Die Behr Kirchberg GmbH hat es schon hinter sich. Das Unternehmen, das in der Nähe von Zwickau 600 Mitarbeiter mit der Herstellung von Klima- und Heizungsanlagen für Nutzfahrzeuge beschäftigt, ist aus dem Arbeitgeberverband ausgetreten und hat mit der IG Metall einen Tarifvertrag über die Einführung der 35-Stunden-Woche bis 2008 abgeschlossen.

Die Behr Kirchberg GmbH hat es schon hinter sich. Das Unternehmen, das in der Nähe von Zwickau 600 Mitarbeiter mit der Herstellung von Klima- und Heizungsanlagen für Nutzfahrzeuge beschäftigt, ist aus dem Arbeitgeberverband ausgetreten und hat mit der IG Metall einen Tarifvertrag über die Einführung der 35-Stunden-Woche bis 2008 abgeschlossen. Die genauen Kürzungsschritte müssen noch ausgehandelt werden, doch wenn am Montag der Arbeitskampf in der sächsischen Metall- und Elektroindustrie beginnt, wird Behr verschont bleiben.

Behr ist schon das zweite Unternehmen in Sachsen, das diesen Weg gegangen ist. Und am Montag erwartet der sächsische IG-Metall-Chef Hasso Düvel einen entsprechenden Vertragsabschluss mit einer dritten Firma. Die Front der Arbeitgeber scheint zu bröckelt noch bevor der Streik überhaupt begonnen hat. Die Strategie des Verbandes der Sächsischen Metall- und Elektroindustrie (VSME), der für seinen harten Kurs bekannt ist, schmeckt offensichtlich nicht jedem Unternehmen. Vor Beginn der Tarifauseinandersetzung hatten die sächsischen Metallarbeitgeber gar mit der Auflösung des Verbandes gedroht. Anderen wieder war der Kurs des VSME in der Vergangenheit nicht hart genug, und so ist die Zahl der Mitgliedsfirmen kontinuierlich nach unten gegangen. Von rund 800 Unternehmen der sächsischen Metall- und Elektrobranche sind gerade noch 75 Mitglied im Tarifverband.
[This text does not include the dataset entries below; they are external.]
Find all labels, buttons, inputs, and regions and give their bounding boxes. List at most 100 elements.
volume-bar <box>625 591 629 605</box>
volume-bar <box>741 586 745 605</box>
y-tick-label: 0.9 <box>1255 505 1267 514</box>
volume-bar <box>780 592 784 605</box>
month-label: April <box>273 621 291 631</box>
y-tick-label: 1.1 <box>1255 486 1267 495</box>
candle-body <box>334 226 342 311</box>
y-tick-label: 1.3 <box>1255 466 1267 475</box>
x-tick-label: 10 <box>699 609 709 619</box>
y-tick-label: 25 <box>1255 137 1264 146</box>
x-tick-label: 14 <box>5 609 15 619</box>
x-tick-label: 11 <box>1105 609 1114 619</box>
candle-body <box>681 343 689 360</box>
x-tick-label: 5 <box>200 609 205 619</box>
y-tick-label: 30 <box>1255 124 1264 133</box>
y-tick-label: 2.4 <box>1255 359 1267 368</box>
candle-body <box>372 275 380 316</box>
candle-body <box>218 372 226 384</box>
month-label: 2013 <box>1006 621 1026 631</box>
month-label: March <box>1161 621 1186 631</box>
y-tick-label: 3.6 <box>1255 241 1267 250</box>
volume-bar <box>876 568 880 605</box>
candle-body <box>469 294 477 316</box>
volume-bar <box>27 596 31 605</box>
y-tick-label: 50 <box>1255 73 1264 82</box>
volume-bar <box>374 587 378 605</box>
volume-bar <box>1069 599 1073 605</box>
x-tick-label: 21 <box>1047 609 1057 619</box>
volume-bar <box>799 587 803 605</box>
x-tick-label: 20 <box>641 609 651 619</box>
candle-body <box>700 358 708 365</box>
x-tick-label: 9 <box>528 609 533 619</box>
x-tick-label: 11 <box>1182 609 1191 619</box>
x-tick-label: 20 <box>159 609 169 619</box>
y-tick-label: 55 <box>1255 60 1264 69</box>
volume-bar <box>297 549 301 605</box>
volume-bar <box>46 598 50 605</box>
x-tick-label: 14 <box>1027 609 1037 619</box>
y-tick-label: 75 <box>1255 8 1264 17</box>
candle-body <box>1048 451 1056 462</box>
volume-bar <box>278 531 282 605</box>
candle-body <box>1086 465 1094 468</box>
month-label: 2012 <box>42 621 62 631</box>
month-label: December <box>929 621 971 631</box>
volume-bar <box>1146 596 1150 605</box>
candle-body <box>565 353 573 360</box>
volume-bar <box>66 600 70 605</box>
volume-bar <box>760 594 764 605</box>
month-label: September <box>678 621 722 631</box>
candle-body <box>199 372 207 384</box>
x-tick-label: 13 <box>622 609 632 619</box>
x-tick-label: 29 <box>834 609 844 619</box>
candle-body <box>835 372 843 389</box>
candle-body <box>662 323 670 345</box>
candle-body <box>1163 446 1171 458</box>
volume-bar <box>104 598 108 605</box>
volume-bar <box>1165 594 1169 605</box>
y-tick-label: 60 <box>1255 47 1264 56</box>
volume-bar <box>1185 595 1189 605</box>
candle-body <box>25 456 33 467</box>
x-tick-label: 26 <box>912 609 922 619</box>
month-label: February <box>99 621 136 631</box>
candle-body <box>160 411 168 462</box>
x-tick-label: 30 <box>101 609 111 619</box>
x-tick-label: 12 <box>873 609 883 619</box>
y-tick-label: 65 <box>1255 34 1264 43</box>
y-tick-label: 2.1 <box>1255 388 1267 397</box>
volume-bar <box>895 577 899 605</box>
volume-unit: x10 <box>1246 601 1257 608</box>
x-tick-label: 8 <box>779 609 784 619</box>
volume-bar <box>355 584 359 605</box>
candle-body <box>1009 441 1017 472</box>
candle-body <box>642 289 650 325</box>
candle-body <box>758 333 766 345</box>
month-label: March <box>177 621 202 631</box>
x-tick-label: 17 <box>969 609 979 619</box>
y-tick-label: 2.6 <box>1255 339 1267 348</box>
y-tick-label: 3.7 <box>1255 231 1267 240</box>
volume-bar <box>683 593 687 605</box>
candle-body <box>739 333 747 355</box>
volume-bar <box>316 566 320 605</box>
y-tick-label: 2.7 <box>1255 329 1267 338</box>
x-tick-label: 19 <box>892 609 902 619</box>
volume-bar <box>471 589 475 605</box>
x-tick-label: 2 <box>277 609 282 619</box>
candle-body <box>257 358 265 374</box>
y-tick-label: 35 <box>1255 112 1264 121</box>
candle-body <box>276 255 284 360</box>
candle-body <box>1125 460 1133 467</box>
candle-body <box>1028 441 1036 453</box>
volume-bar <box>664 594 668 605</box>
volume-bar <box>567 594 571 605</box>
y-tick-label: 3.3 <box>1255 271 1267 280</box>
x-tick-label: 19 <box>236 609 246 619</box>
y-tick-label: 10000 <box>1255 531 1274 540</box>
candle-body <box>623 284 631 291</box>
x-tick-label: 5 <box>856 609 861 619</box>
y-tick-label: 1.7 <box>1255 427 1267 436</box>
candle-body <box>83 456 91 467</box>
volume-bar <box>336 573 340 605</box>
Mit dem Kurs hat sich der VSME aber auch den besonderen Zorn der IG Metall zugezogen. Vorerst letzter Akt in diesem schwierigen Verhältnis ist die Kündigung des Manteltarifvertrages durch die Arbeitgeber. Damit hätten die Arbeitgeber selbst Sachsen zum Schwerpunktland für den Arbeitskampf gemacht, sagt IG-Metall-Sprecherin Marlis Dahne. Dort stünde alles auf dem Spiel, was seit 1990 in der Metallindustrie durchgesetzt worden sei: Urlaubsgeld, Weihnachtsgeld, Beschäftigungssicherung.

124000 Beschäftigte

In der sächsischen Metall- und Elektroindustrie arbeiten rund 124000 Menschen, mehr als die Hälfte der insgesamt 224000 in der sächsischen Industrie Beschäftigten. Umsatzstärkster Wirtschaftszweig ist der Fahrzeugbau mit 7,6 Milliarden Euro Umsatz (2002). Als Flaggschiff der Wirtschaft gilt noch immer VW in Mosel, mit fast 6200 Beschäftigten der größte Arbeitgeber im Freistaat. Die sächsische Autoindustrie im Zulieferbereich umfasst rund 500 Betriebe mit 60000 Beschäftigten, die sich zu einem großen Teil in Südwestsachsen konzentrieren, vor allem im Raum Chemnitz/Zwickau.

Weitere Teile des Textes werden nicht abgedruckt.